Posséder plusieurs options est le fondement de la confiance, alors essayez de ne pas y penser en termes de risque – comme si vous risquiez à tout moment de perdre une « fille géniale ». La plupart des hommes qui découvrent et mettent en pratique la théorie atteignent inévitablement un point où le jeu de la séduction et la rotation des assiettes leur donnent pour la première fois la sensation d’avoir de véritables options parmi lesquelles choisir, ou sur lesquelles se rabattre si une autre ne fonctionne pas. Les premiers problèmes surviennent lorsqu’à force de faire tourner suffisamment d’assiettes avec succès, ils pensent avoir atteint leur « meilleure » option, et que la mentalité de pénurie ancrée profondément en eux depuis leur enfance revient au galop.
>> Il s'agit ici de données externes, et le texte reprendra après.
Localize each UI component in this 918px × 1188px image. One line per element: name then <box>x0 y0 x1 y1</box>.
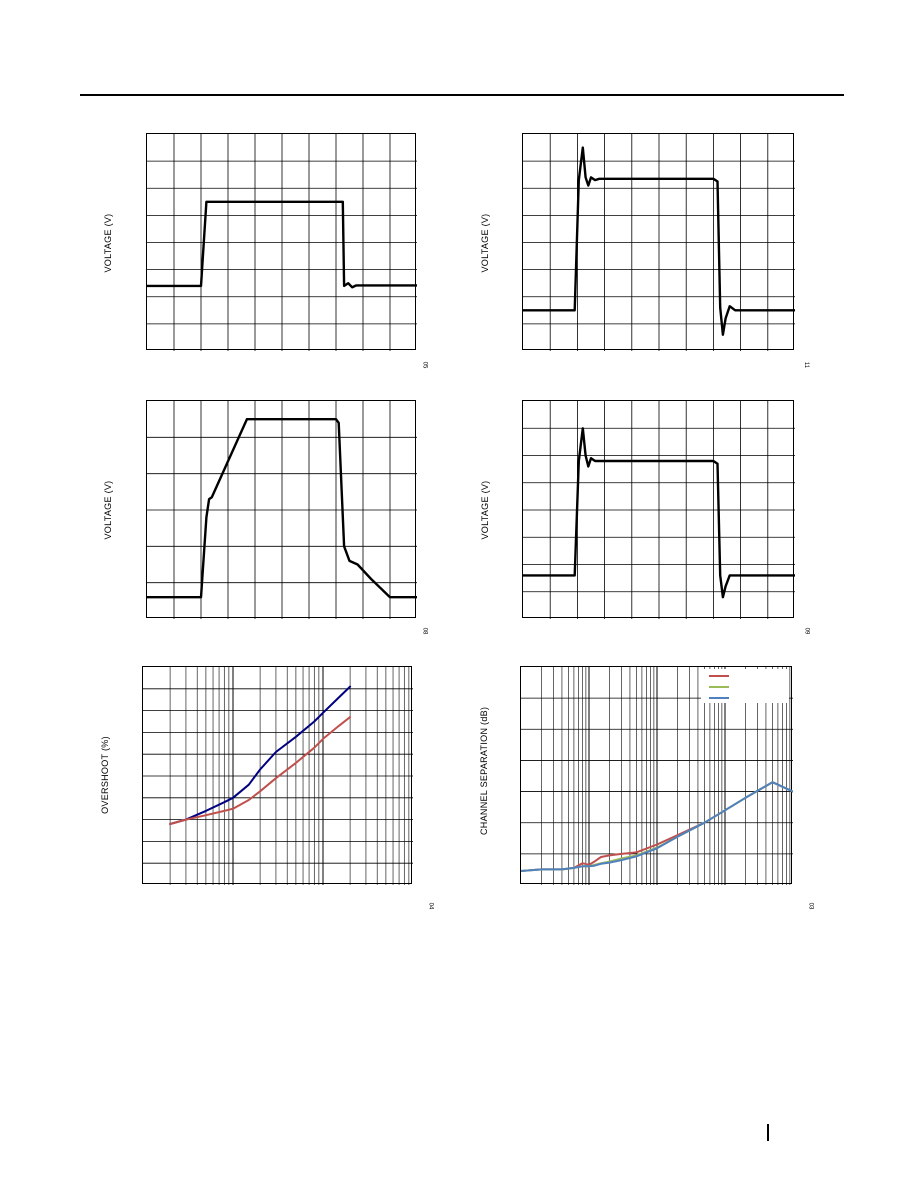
grid <box>143 667 413 885</box>
series-line-1 <box>523 146 795 336</box>
grid <box>523 401 795 619</box>
y-axis-label: VOLTAGE (V) <box>103 480 113 540</box>
series-line-2 <box>169 716 352 825</box>
y-axis-label: VOLTAGE (V) <box>480 480 490 540</box>
grid <box>147 401 417 619</box>
plot-area <box>142 666 413 885</box>
y-axis-label: CHANNEL SEPARATION (dB) <box>479 706 489 835</box>
chart-svg <box>147 401 417 619</box>
series-line-3 <box>521 781 793 872</box>
plot-area <box>146 133 417 351</box>
series-line-1 <box>147 200 417 289</box>
chart-svg <box>523 134 795 351</box>
grid <box>523 134 795 351</box>
figure-id: 08 <box>421 627 428 635</box>
series-line-1 <box>523 427 795 599</box>
y-axis-label: VOLTAGE (V) <box>103 213 113 273</box>
chart-svg <box>521 667 793 885</box>
grid <box>521 667 793 885</box>
figure-id: 03 <box>807 902 814 910</box>
plot-area <box>146 400 417 619</box>
chart-svg <box>147 134 417 351</box>
series-line-1 <box>147 418 417 599</box>
y-axis-label: OVERSHOOT (%) <box>100 736 110 814</box>
chart-svg <box>523 401 795 619</box>
page-marker <box>767 1124 769 1141</box>
figure-id: 04 <box>427 902 434 910</box>
header-rule <box>80 94 844 96</box>
legend <box>701 669 789 703</box>
plot-area <box>522 400 795 619</box>
series-line-1 <box>169 685 352 825</box>
plot-area <box>520 666 793 885</box>
plot-area <box>522 133 795 351</box>
figure-id: 11 <box>803 361 810 369</box>
figure-id: 09 <box>803 627 810 635</box>
grid <box>147 134 417 351</box>
y-axis-label: VOLTAGE (V) <box>480 213 490 273</box>
figure-id: 05 <box>421 361 428 369</box>
chart-svg <box>143 667 413 885</box>
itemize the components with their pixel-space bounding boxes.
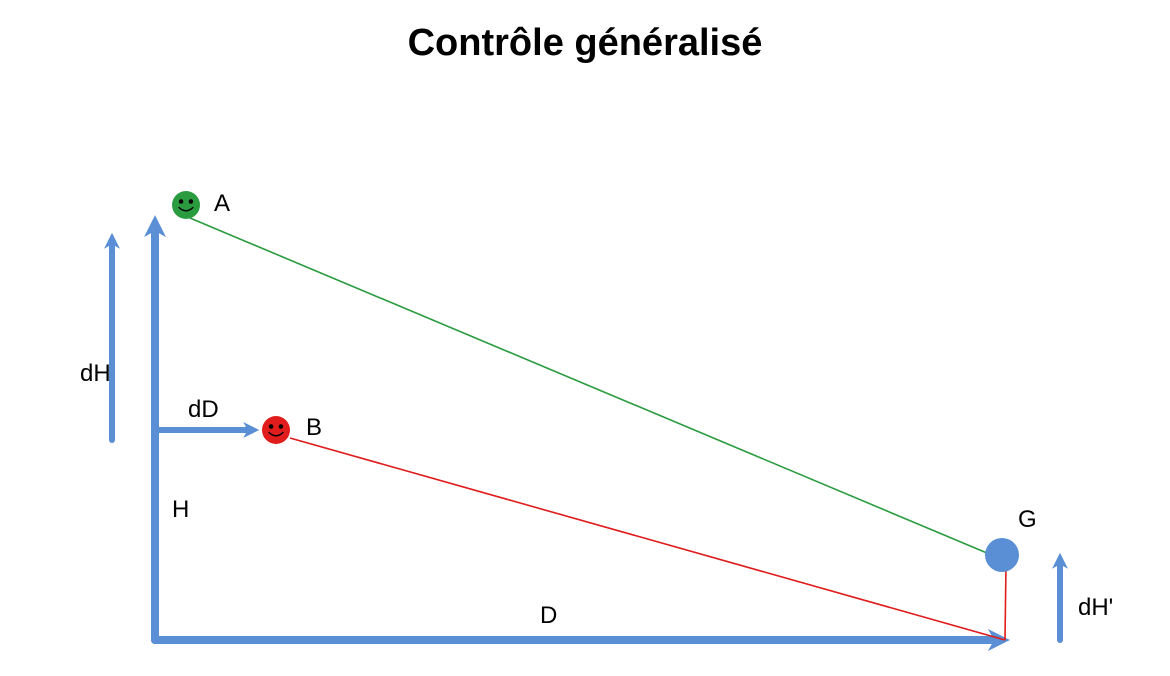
label-H: H — [172, 496, 189, 524]
label-dHprime: dH' — [1078, 594, 1113, 622]
node-A — [172, 191, 200, 219]
label-dH: dH — [80, 360, 111, 388]
label-dD: dD — [188, 396, 219, 424]
line-A-G — [190, 218, 1006, 561]
label-B: B — [306, 414, 322, 442]
label-G: G — [1018, 506, 1037, 534]
node-G — [985, 538, 1019, 572]
line-B-G — [290, 438, 1005, 640]
line-G-drop — [1005, 565, 1006, 640]
label-A: A — [214, 190, 230, 218]
label-D: D — [540, 602, 557, 630]
node-B — [262, 416, 290, 444]
diagram-canvas — [0, 0, 1170, 676]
Souvent, un gars qui pratique le jeu de séduction et la rotation des assiettes ne fait pas réellement tourner des assiettes ; il utilise cet outil jusqu’à pouvoir saisir la première opportunité de monogamie qu’il convoite sans succès depuis si longtemps, puis abandonne. Il n’intériorise jamais une mentalité d’abondance.
Faire tourner des assiettes ne signifie pas nécessairement que vous avez des relations sexuelles avec toutes vos assiettes. Il s’agit plutôt de répartir ses efforts sur un groupe plus large de candidates. Certaines seront plus réceptives, et celles-ci, vous ferez le nécessaire pour les entretenir et les développer. D’autres ne le seront pas, ou se révéleront moins désirables qu’espéré, et celles-là, vous pourrez choisir de les laisser tomber. Ce n’est pas aussi difficile que cela en a l’air une fois que vous vous êtes réellement résolu à ne pas être exclusif. À un moment donné, certaines femmes parmi celles que vous séduisez tenteront de vous pousser à l’exclusivité, et c’est là que votre résolution sera mise à l’épreuve. Les femmes aiment répéter qu’elles ont un code moral entre elles, vous devez avoir un code moral également. Ne pas emménager avec une femme, ne pas tomber dans une routine avec elle, ne pas communiquer avec elle plus que le strict nécessaire à l’organisation de votre prochain rendez-vous, réserver vos week-ends pour les femmes qui ont déjà prouvé leur intérêt pour vous (c’est-à-dire vous ont offert l’accès à leur intimité), et réserver les mardis ou mercredis pour celles qui ne l’ont pas fait, etc. Cette « micro-gestion » peut sembler fastidieuse, mais une fois que vous commencerez à mettre cela en pratique avec pragmatisme, en accord avec votre rythme de vie, vous constaterez que les décisions concernant la gestion de vos assiettes deviendront automatiques.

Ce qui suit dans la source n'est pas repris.